Python 使用re.findall()提取url的完美正则表达式,python,regex,python-3.x,Python,Regex,Python 3.x,我在谷歌上搜索正则表达式来提取url,但在一个示例中它们不起作用,或者python解释器只是挂起 该url为“正则表达式,用于python中带有re.findall的url: http[s]?:\/\/(?:[a-zA-Z]|[0-9]|[$-_@.&+]|[!*\(\),]|(?:%[0-9a-fA-F][0-9a-fA-F]))+ 如果您需要捕获组: (http[s]?:\/\/(?:[a-zA-Z]|[0-9]|[$-_@.&+]|[!*\(\),]|(?:%[0-9a-

我在谷歌上搜索正则表达式来提取url,但在一个示例中它们不起作用,或者python解释器只是挂起


该url为“

正则表达式,用于python中带有re.findall的url:

http[s]?:\/\/(?:[a-zA-Z]|[0-9]|[$-_@.&+]|[!*\(\),]|(?:%[0-9a-fA-F][0-9a-fA-F]))+
如果您需要捕获组:

(http[s]?:\/\/(?:[a-zA-Z]|[0-9]|[$-_@.&+]|[!*\(\),]|(?:%[0-9a-fA-F][0-9a-fA-F]))+)
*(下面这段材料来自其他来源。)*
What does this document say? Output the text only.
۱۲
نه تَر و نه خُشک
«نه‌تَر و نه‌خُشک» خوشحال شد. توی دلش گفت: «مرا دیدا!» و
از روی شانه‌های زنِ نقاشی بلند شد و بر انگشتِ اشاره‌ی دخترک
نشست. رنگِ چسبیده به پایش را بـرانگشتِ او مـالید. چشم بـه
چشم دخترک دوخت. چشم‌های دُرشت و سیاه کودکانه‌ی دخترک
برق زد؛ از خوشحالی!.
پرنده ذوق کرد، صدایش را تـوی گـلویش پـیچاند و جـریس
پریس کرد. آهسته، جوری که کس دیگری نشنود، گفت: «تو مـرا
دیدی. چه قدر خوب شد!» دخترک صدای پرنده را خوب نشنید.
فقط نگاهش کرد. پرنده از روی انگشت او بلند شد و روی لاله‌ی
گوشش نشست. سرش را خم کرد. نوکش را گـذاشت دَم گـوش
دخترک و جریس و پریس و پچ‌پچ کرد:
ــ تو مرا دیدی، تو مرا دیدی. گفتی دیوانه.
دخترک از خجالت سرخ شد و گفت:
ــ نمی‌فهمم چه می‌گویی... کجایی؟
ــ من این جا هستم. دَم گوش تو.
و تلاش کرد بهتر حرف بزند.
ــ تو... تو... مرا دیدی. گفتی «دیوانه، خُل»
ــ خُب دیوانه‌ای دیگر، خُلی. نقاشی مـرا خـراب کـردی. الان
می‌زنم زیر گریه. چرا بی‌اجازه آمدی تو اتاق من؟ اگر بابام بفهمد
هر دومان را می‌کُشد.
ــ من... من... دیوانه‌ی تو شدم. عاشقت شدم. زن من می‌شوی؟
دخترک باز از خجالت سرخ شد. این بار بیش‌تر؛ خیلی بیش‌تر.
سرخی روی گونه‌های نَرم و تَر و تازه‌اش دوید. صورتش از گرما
http matches the characters http literally (case sensitive)
[s]? match a single character present in the list
Quantifier: ? Between zero and one time, as many times as possible, giving back as needed
s the literal character s (case sensitive)
: matches the character : literally
\/ matches the character / literally
\/ matches the character / literally
Quantifier: + Between one and unlimited times, as many times as possible, giving back as needed [greedy]
[a-zA-Z] match a single character present in the list below
a-z a single character in the range between a and z (case sensitive)
A-Z a single character in the range between A and Z (case sensitive)
2nd Alternative: [0-9]
[0-9] match a single character present in the list below
0-9 a single character in the range between 0 and 9
3rd Alternative: [$-_@.&+]
[$-_@.&+] match a single character present in the list below
$-_ a single character in the range between $ and _
@.&+ a single character in the list @.&+ literally (case sensitive)
4th Alternative: [!*\(\),]
[!*\(\),] match a single character present in the list below
!* a single character in the list !* literally
\( matches the character ( literally
\) matches the character ) literally
, the literal character ,
5th Alternative: (?:%[0-9a-fA-F][0-9a-fA-F])
(?:%[0-9a-fA-F][0-9a-fA-F]) Non-capturing group
% matches the character % literally
[0-9a-fA-F] match a single character present in the list below
0-9 a single character in the range between 0 and 9
a-f a single character in the range between a and f (case sensitive)
A-F a single character in the range between A and F (case sensitive)
[0-9a-fA-F] match a single character present in the list below
0-9 a single character in the range between 0 and 9
a-f a single character in the range between a and f (case sensitive)
A-F a single character in the range between A and F (case sensitive)

@yole
((https?:\/\/)([\da-z\.-]+)\([a-z\.]{2,6})([\/\w\.-]*)*\/))
,这里的一些正则表达式OP:请确切地告诉我们当您尝试匹配该正则表达式时会发生什么。“不要工作”没什么好谈的。这个怎么样<以下代码:::::(以下以下以下以下::::::::::::::::::::::::::::::::::::::::::::::::::::::::::::::::::::::::::::::::::::::::::::::((((:::::::::::::::::::::::::::::::::::::::::::((((((((()))))以下以下以下以下以下以下以下以下以下:::::::::::::::::::::::::::::::::::::::::::::::::::::::::::::::::(二){二}{二}{二}{二}{二}{二}{二{四}}二{四}{五}{二}{}{二}{}{二}{四}}}{四}}{四}}}{五}}}{二}{}}{}}}}}{二}}{}}}{}}}}}{}}}}}}}}}}{}}}}}}}{*[a-z-z-z-z-x{00a1}{{00a1}{{00a1}{00a1}{{00AZ-z{{00a1}{00a1}{{00a1}{{00a1}{00a1}{0.0-1}0-0-10-0-9.[10.[a-z-z-z-x{{{00a1}}{0-0-0-0-0-0-0-0-0-9}}{0-0-0-0-0-0-0-10}{0-0-0-10}{0-0-0-0-0-0-0-10}}}}{0-0-0-0-0-10}{0-0-0-0-0-1}{0-0-0-0-0-0-0-0-10}}{0-1}}}}代码>语法错误:(unicode错误)“UnicodeScape”编解码器无法解码376-377位置的字节:截断\xXX escape谢谢您的扩展,但现在我发现了一个可能的错误。您不是想在正则表达式中选择从
$
的范围,是吗?大概您只是想匹配
$
-
中的任何一个幸运的是,通过匹配
%
符号,这完全打破了百分比编码逻辑。